Sliding window — accurate, at a cost

Sliding-window approaches fix the boundary problem by considering a rolling time range rather than fixed buckets. Sliding window log keeps a timestamp for every request and counts those within the last 60 seconds — exact, but memory-hungry (you store every request). Sliding window counter approximates this by weighting the previous window’s count, getting most of the accuracy with far less storage.

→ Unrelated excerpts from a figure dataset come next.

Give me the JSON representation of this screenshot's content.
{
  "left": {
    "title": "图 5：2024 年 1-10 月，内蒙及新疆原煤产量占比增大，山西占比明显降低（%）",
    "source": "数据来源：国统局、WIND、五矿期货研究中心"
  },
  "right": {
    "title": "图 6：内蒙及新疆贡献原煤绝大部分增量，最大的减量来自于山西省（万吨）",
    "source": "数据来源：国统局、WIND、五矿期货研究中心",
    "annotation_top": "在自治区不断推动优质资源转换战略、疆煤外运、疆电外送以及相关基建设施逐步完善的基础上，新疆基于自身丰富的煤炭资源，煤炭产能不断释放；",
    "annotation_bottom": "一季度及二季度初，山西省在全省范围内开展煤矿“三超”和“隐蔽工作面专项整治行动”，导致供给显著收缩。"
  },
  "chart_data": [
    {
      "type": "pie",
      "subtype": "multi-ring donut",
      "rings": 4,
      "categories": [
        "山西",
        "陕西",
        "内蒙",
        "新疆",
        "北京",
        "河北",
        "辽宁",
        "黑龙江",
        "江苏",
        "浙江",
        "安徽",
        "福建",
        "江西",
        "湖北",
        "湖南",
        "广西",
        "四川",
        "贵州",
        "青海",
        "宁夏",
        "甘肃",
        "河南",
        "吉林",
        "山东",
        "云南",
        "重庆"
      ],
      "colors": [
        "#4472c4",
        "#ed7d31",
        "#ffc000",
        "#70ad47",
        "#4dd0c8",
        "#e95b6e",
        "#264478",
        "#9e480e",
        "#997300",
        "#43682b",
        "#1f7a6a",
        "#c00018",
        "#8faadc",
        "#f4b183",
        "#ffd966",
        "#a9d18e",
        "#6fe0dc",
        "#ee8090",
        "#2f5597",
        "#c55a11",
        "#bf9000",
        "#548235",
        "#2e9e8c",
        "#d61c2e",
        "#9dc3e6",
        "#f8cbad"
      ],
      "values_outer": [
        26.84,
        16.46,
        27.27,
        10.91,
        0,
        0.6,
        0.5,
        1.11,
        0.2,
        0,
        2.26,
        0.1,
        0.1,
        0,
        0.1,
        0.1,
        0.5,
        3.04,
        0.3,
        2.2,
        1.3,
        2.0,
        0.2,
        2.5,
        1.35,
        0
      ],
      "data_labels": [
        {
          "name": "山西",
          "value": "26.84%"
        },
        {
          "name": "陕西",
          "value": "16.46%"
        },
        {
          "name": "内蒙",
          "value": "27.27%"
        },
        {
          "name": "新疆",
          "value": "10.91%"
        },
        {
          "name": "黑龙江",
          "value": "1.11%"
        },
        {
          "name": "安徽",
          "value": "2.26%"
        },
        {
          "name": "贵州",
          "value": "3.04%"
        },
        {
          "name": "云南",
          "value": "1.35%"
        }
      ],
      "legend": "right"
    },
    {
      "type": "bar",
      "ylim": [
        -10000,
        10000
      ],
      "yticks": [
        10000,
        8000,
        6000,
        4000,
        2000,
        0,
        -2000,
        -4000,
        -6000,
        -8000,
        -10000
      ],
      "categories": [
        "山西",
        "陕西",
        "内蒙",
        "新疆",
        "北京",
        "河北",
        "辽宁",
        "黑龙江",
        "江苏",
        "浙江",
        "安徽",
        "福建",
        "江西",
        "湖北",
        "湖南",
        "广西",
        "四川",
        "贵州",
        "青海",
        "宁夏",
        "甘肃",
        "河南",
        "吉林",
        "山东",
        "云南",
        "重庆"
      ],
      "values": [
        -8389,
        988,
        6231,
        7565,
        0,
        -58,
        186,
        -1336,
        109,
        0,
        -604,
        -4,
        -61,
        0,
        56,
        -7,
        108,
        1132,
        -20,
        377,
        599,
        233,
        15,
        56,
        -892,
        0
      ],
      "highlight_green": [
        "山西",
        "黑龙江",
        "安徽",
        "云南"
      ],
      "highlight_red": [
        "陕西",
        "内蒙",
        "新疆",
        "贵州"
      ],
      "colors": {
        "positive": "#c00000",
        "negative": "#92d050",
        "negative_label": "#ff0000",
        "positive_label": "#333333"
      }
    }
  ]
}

Algorithm	Bursts	Memory	Accuracy
Token bucket	Allows up to B	Low	Good
Leaky bucket	Smooths away	Low (queue)	Good
Fixed window	Boundary spikes	Lowest	Poor at edges
Sliding window	Controlled	Higher	Best

Where to enforce it

Rate limiting is most effective at the edge, before bad traffic consumes deep resources. The earlier you reject a request, the less it costs you. The natural home is the API gateway or reverse proxy — it sees all inbound traffic, can limit per-API-key/IP/user before requests ever reach your services, and centralizes the policy. You’ll often layer limits: a global limit at the edge (protect the whole system), per-tenant limits (fairness), and a per-service limit deeper in (protect one component).

Distributed rate limiting is harder than it looks

With one server, the counter lives in memory. With a fleet behind a load balancer, every node must share a consistent view of “how many requests has this user made,” or each node enforces its own limit and the effective limit is N × your intended value. The common fix is a shared fast store (e.g., Redis) holding the counters — which adds a network hop and a new dependency to every request. Building this end-to-end is its own design problem, worked through in Design a Rate Limiter.

Protection vs. fairness, and what to do at the limit

The two motivations can conflict. A strict fairness limit (each user gets 1/N of capacity) can leave the service underused when most users are idle — protection alone would happily let one active user use the spare capacity. A pure protection limit (cap total load) can let one heavy user starve everyone else right up until the global ceiling. Real systems blend them: a generous per-user limit for fairness, plus a global limit for protection, and sometimes dynamic limits that tighten as the system approaches saturation.

When a request exceeds the limit, you have choices, each a trade-off. Reject it (return HTTP 429 “Too Many Requests”, ideally with a Retry-After header so well-behaved clients back off) — fast and protective, but the client loses the request. Throttle/queue it — kinder to the client, but adds latency and risks the queue itself becoming a resource sink. The honest signal is the 429 with Retry-After: it tells clients to slow down rather than retry-storm you, tying back to the backoff discipline from Timeouts, Retries & Backoff.

What does rate limiting buy us, and what does it cost? It buys survival under overload and protection against abusive or runaway clients — a service that throttles excess stays up for everyone. It costs you rejected legitimate requests at the margin, the operational burden of choosing and tuning limits, and (at scale) a shared-counter dependency on the hot path of every request.

Check your understanding

1. Contrast token bucket and leaky bucket specifically in how they handle bursts. When would you prefer each?
2. Explain the fixed-window boundary problem with a concrete example, and how sliding window fixes it (and at what cost).
3. Why is the edge / API gateway the natural place to enforce rate limits? What does layering limits at multiple tiers buy you?
4. Why is rate limiting across a fleet of servers harder than on a single server, and what’s the standard fix and its downside?
5. Distinguish the “protection” and “fairness” motivations, and give a scenario where a limit serving one undermines the other.